Lyxor has announced in a letter to shareholders that it is merging the US dollar-denominated and euro-denominated share classes of the Lyxor S&P 500 VIX Futures Enhanced Roll UCITS ETF.
As of 3 October 2017, the euro share class will absorb its US dollar counterpart and the US dollar-denominated share class will cease to exist. Shareholders of the US dollar share class who do not wish to participate in the merger are entitled to redeem their holdings free of charge up until the end of trading on 2 October 2017.
The ETF is listed on Euronext in US dollars, and on Euronext, Borsa Italiana and Xetra in euros with the ticker LVO. The fund tracks the S&P 500 VIX Futures Enhanced Roll Index, a second-generation volatility index that dynamically switches between a short-term VIX futures and a mid-term VIX futures, based on their relative implied volatility, in order to model a cost-efficient exposure to volatility in the broad equity market.
The VIX represents the implied volatility of US equities, derived from option pricing on the S&P 500. It is a measure of the market’s expectation of stock market volatility over the next 30-day period.
Apart from the difference in trading currency the two share classes are identical. Both treat income generated within the fund as accumulating and each charges a total expense ratio (TER) of 0.60%. According to Lyxor, the merger will help to increase the liquidity of the ETF.
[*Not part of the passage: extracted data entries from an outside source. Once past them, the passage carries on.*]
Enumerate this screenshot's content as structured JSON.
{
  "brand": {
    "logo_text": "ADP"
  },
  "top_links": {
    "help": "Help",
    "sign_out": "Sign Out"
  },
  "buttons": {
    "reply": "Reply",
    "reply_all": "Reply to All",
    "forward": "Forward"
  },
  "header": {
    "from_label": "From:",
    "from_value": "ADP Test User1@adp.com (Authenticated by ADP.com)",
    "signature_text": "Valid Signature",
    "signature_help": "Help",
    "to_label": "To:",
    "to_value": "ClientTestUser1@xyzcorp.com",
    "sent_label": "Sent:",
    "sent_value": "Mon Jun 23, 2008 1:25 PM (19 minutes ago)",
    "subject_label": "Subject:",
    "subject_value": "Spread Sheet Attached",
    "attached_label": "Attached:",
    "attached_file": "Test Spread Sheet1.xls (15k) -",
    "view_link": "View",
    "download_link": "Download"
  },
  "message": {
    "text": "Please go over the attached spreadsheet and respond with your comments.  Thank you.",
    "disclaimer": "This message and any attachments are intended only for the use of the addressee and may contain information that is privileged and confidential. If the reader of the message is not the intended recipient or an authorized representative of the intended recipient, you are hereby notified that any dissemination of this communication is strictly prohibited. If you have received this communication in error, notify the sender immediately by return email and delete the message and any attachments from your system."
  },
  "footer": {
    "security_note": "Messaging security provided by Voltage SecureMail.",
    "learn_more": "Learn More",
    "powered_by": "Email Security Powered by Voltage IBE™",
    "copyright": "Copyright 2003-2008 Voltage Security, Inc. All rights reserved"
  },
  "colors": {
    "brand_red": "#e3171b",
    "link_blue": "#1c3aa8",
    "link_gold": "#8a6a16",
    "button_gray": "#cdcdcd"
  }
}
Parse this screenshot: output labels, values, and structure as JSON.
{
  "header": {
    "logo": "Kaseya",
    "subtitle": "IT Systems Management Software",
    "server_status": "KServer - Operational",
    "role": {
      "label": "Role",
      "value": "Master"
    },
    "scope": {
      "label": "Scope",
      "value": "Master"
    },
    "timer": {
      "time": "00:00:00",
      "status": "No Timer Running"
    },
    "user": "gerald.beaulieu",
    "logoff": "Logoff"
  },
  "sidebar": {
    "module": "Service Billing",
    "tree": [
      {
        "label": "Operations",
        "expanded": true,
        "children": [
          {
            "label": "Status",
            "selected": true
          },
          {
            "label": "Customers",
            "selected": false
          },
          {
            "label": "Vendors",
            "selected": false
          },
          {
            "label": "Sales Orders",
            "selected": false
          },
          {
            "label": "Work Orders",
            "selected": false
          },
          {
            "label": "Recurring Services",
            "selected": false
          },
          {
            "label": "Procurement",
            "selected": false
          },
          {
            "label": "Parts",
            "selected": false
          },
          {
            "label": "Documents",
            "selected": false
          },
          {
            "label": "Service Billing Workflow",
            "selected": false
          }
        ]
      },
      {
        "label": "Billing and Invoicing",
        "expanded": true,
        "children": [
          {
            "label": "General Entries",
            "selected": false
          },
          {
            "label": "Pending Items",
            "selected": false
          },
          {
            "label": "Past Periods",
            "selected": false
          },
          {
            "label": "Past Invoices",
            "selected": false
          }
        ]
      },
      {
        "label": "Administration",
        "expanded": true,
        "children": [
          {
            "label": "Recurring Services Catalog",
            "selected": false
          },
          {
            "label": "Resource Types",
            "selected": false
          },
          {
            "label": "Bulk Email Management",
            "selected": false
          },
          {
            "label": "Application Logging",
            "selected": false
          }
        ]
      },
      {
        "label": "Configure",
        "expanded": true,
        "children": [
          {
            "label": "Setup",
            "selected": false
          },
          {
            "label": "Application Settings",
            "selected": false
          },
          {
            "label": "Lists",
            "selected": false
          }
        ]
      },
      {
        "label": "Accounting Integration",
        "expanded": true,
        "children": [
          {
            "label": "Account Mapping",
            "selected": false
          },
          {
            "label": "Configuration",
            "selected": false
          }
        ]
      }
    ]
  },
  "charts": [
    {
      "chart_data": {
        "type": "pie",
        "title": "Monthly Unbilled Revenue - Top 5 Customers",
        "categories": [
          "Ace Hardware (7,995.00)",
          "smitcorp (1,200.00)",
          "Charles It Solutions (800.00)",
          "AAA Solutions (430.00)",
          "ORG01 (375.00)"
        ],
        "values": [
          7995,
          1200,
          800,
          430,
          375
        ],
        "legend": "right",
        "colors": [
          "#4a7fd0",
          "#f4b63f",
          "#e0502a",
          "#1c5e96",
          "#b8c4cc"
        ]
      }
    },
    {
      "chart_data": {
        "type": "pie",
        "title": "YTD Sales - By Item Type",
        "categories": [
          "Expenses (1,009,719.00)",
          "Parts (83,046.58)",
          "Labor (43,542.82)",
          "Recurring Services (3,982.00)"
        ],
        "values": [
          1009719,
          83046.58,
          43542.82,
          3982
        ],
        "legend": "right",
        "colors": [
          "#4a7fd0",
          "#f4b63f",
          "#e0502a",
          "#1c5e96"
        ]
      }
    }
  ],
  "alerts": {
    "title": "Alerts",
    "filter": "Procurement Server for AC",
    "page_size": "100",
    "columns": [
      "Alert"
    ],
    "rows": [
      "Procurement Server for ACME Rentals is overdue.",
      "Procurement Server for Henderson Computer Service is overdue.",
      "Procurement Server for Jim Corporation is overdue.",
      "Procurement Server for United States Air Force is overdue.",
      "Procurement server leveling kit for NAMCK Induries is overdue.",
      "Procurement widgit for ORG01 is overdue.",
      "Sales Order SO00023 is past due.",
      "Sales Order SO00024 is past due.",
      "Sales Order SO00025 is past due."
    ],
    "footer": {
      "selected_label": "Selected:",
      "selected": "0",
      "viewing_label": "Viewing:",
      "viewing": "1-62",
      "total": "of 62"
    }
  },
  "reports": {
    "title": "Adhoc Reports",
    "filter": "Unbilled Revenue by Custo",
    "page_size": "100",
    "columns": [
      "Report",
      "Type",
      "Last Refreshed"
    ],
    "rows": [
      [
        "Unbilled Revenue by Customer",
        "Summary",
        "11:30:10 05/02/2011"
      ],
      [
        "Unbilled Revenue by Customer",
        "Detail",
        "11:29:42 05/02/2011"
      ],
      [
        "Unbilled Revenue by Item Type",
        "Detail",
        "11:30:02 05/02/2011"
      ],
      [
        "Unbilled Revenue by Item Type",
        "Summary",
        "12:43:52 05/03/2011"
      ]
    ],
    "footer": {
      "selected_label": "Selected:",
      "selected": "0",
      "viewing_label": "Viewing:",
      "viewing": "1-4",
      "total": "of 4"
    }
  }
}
While the VIX has been trailing at persistently low levels (LVO is down 52.2% year-to-date), recent stirrings in the index has prompted some market commentators to warn of a possible correction in the US equity market. Michael Arone, chief investment strategist at State Street Global Advisors, for example, points to the debt ceiling debate currently evolving in the US Senate as a possible trigger to deliver a dose of volatility to mellow markets (See: “SPDR ETFs: Will debt ceiling debate end low volatility?”). An increase in volatility would bring significant returns to LVO.